The Bible has lots to say about words. It even has lots to say about women and their words. Proverbs 31 says of a godly woman: "She opens her mouth with wisdom, and the teaching of kindness is on her tongue" (v 26 ESV). In the context this is being applied to a wife and mother, but it is just as relevant for those of us who are single or wanting to prepare ourselves for marriage. Words are very powerful. Either we leave stab wounds or we are a gracious antiseptic bandage!That's the choice. So the way we talk to and about men is a big deal even though it might seem like a small thing, or you might think I'm blowing it out of proportion. We believe the Bible is true on all matters of human nature, so it is a big deal.
So, why am I going on about words? Well, we use a lot of words for a lot of different purposes, but I particularly want to think about how we use our words to undermine men. I believe this is a major problem in our culture, in the church, and sadly in many Christian marriages. I see it all the time, and I recognise the tendency in myself. We have been freed to be disrespectful about men and to speak belittlingly of those close to us because this is so normal in our culture. Not that guys are perfect, there are equally big issues with the way men behave towards women, but here we are talking about women and their words.
What are we talking about practically? The book of Proverbs is full of advice about how to use words (read through it if you get a chance, and highlight everything you find about words). The author talks about "a soft answer" (15:1), "a gentle tongue" (15:4), and "gracious words" (16:24) all having a deep, healthy, life-giving impact on those we communicate with. Yet so often when we talk to men or about men (our husband, boyfriend, dad, church leader, uni friends) we find it is acceptable, and even encouraged by other women, to speak negatively. At times I have caught myself snapping at my husband, or moaning about him to friends, or making a disrespectful joke when we are at a social event. Since becoming aware of this I have noticed other dear friends speaking in a patronising way to their dad, or being constantly critical of their church leaders, or putting down their husbands in front of others. There are endless ways in which we as women can undermine men with our words. Because it is an issue of the heart, not just a matter of what comes out of our mouths, it will look different for different people. Jesus taught about this: "The good person out of the good treasure of his heart produces good, and the evil person out of his evil treasure produces evil, for out of the abundance of the heart his mouth speaks" (Luke 6:45). So if we stop and think about it, there must be a sinful attitude in our heart that is leading us to speak in an undermining way. For example, if there is an attitude of rebellion against my husband in my heart then I may react disrespectfully and fiercely to his guidance or correction.

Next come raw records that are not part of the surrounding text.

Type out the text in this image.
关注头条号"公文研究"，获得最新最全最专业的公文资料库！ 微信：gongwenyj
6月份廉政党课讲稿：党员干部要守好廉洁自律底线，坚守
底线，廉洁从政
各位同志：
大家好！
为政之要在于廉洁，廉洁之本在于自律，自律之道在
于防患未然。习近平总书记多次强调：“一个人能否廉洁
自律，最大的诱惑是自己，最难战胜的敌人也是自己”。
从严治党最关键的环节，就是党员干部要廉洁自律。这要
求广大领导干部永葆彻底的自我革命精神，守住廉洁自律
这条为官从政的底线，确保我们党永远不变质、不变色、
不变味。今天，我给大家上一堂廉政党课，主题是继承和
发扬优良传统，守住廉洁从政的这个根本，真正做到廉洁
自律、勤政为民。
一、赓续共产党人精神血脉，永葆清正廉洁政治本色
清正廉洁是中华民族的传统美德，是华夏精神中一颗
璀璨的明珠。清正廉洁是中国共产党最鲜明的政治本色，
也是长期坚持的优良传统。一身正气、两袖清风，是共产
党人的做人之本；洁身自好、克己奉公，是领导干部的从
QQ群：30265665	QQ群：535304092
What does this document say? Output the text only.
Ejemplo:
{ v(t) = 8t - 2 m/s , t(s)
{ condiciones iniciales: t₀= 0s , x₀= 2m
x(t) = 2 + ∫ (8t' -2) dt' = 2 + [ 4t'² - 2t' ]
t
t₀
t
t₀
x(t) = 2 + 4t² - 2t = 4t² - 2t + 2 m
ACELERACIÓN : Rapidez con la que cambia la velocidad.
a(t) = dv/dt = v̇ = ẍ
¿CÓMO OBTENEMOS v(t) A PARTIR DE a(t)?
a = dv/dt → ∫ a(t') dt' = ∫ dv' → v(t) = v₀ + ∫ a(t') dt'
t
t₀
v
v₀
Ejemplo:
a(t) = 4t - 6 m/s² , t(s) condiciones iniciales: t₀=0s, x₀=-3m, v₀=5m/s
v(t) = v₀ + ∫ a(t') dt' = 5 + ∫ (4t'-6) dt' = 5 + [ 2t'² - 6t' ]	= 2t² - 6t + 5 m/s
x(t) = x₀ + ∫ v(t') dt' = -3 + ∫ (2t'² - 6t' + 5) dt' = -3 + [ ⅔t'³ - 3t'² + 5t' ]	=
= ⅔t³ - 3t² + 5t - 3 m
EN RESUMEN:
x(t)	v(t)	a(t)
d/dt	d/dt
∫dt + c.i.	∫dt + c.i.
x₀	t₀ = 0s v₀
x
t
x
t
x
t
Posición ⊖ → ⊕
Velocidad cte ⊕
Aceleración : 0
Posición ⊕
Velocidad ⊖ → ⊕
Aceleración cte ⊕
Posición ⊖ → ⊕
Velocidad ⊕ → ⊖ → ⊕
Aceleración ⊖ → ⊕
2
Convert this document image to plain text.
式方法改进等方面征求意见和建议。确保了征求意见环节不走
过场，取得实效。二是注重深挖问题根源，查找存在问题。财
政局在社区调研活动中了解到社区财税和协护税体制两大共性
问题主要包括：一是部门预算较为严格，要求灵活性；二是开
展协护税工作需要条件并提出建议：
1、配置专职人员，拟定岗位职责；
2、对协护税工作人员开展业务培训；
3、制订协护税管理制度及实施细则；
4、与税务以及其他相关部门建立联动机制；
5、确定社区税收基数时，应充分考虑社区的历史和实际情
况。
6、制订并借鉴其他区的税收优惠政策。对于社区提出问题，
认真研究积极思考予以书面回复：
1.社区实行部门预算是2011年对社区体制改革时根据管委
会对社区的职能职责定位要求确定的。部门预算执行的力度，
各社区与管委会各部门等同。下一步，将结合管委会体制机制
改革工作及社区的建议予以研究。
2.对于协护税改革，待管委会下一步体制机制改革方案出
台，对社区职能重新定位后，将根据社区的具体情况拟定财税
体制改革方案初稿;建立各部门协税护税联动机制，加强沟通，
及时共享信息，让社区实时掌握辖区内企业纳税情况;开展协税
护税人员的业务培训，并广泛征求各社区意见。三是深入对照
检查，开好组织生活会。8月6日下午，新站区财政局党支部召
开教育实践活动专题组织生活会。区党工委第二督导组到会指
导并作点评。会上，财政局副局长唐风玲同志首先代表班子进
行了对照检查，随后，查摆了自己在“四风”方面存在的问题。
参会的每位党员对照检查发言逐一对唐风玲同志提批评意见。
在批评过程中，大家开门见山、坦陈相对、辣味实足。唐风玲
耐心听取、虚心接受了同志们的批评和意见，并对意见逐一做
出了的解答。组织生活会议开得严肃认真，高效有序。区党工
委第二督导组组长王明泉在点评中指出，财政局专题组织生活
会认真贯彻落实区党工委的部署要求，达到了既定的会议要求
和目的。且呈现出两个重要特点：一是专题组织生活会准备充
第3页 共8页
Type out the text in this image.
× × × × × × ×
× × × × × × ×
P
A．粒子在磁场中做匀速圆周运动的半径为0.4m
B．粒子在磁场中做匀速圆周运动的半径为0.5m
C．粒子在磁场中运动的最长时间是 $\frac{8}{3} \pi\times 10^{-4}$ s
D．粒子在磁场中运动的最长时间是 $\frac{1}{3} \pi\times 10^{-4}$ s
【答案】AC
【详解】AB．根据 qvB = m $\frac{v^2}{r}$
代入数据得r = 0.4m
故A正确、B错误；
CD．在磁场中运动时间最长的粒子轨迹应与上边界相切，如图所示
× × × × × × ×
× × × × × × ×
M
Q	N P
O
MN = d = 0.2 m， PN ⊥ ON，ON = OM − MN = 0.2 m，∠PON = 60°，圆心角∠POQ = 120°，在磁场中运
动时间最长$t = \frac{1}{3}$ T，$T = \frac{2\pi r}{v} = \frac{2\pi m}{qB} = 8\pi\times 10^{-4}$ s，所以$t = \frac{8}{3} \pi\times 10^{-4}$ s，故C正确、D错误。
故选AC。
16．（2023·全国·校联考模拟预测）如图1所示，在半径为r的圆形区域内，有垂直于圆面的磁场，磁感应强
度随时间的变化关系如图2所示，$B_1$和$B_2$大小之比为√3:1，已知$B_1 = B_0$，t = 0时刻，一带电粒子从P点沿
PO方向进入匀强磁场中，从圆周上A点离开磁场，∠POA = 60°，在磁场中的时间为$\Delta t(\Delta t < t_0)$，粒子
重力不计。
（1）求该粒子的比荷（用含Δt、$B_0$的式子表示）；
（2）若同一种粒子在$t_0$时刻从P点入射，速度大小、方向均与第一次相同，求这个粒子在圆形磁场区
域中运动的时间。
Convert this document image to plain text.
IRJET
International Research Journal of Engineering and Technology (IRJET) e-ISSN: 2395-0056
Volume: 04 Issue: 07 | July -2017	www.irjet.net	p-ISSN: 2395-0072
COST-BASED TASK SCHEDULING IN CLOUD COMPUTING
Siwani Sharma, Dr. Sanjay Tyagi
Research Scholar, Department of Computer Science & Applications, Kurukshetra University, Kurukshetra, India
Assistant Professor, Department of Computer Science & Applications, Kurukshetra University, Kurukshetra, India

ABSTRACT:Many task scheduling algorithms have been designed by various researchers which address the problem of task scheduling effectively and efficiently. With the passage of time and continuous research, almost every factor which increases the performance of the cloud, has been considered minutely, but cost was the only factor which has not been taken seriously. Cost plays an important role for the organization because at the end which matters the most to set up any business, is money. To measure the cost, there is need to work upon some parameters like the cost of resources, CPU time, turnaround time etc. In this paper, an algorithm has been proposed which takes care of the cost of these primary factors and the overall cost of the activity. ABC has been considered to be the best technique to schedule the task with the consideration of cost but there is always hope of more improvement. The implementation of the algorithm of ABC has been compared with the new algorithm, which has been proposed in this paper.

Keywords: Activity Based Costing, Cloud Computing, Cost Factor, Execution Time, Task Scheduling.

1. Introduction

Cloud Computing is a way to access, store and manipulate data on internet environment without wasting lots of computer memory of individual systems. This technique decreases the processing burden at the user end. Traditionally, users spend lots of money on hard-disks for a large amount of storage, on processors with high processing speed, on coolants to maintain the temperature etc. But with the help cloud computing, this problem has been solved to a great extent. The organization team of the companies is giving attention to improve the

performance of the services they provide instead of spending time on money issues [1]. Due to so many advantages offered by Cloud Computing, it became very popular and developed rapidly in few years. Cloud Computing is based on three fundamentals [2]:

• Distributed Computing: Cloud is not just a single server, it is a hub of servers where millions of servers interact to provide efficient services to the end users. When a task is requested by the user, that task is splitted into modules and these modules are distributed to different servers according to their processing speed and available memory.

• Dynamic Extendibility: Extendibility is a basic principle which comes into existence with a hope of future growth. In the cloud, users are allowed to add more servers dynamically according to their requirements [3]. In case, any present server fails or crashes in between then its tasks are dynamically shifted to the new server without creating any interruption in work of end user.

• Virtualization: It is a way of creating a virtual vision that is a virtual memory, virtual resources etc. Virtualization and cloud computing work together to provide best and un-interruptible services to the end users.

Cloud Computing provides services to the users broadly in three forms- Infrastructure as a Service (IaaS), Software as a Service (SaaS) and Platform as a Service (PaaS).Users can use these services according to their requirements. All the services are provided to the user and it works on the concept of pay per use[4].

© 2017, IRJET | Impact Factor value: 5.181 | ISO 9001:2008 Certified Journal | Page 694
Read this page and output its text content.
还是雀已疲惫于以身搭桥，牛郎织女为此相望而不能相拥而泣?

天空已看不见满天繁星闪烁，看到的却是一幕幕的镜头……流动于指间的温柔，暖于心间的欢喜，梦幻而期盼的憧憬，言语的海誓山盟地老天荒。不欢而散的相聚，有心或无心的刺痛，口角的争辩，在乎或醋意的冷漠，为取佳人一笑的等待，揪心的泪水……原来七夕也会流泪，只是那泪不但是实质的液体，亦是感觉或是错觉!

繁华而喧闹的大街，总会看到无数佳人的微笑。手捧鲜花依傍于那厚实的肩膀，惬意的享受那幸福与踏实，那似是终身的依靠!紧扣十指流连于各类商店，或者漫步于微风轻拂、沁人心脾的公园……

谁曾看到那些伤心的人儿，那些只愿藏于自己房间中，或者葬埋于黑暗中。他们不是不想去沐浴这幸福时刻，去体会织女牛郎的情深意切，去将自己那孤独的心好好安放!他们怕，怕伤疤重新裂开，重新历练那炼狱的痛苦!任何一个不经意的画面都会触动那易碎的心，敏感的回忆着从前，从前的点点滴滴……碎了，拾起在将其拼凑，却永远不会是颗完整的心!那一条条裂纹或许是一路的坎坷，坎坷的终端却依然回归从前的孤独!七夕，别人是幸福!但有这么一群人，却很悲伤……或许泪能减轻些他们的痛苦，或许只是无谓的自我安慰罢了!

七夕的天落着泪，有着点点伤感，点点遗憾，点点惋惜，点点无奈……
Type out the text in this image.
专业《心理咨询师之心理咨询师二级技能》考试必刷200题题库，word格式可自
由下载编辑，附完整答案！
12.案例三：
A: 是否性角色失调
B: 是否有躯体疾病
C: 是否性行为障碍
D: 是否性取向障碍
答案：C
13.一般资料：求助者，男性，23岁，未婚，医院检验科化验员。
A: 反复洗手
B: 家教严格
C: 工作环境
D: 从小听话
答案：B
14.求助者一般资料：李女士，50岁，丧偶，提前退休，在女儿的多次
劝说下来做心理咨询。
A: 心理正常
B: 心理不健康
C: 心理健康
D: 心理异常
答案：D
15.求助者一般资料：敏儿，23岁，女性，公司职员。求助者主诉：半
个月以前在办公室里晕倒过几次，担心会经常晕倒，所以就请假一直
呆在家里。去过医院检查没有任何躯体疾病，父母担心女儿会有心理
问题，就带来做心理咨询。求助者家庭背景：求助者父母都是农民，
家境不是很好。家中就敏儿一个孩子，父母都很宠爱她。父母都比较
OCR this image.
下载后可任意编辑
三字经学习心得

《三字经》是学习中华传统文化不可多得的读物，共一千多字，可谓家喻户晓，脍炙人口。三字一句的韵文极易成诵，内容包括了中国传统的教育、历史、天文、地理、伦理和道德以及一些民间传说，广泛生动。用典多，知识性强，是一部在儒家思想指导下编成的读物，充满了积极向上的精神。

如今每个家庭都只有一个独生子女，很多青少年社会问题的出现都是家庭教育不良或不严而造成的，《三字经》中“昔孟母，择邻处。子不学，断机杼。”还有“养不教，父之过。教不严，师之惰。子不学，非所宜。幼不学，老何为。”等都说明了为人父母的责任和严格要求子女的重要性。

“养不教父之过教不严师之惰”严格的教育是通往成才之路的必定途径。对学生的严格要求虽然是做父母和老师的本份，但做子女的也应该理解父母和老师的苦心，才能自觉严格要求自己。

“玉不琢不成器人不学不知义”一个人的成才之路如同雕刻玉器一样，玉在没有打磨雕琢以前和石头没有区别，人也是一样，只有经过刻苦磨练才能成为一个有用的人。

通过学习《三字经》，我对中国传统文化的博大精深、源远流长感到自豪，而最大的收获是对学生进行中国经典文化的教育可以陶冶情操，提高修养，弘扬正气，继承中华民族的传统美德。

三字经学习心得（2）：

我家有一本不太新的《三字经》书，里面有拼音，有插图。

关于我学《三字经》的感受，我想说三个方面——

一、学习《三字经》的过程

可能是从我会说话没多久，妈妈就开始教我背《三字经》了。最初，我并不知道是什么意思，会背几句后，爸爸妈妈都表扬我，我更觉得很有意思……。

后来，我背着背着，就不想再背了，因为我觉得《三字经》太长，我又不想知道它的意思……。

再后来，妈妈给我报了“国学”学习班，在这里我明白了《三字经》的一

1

Often I don't think we realise what we are doing, or what the full implications are. But the effect, whether intentional or not, is to discourage them, paralyse them in their initiative-taking, and sap their confidence in their leadership ability (in professional situations at work, and in personal situations such as marriage and parenting). Not only that but it causes a lot of pain, as we saw in the sword thrusts of Proverbs 12:18. We are also sneaky sometimes, and we know that we are undermining the men in our lives but because it is often done through lots of small subtle things we can pretend to ourselves and others that we didn't mean it. Sometimes we will cover up the critical or disrespectful nature of what we are saying by turning it into a joke. This is something to be aware of. Even if we think we are getting ourselves off the hook for our use of words, God sees straight through us anyway. Proverbs 15:11 says "Even death and destruction hold no secrets from the Lord. How much more does he know the human heart!" (NLT). He is concerned with the things in our hearts, not just what we say.
So, some questions worth considering...
- Do I use my words to wound or to heal?
- Have I asked God to reveal the attitude of my heart towards men so that I can work through any sin there?
- Why do I speak the way I do about/towards my husband/boyfriend/church leader/friend? Am I negatively influenced by culture or women around me?
- Am I being an example to others in respecting and honouring the men in my life with my words (as well as the women, of course!)?
- Do I also use body language or looks in an undermining way (eg. rolling my eyes, turning away with folded arms)?
- Is there anything I need to ask forgiveness for or anything I need to turn from and change (repent of)?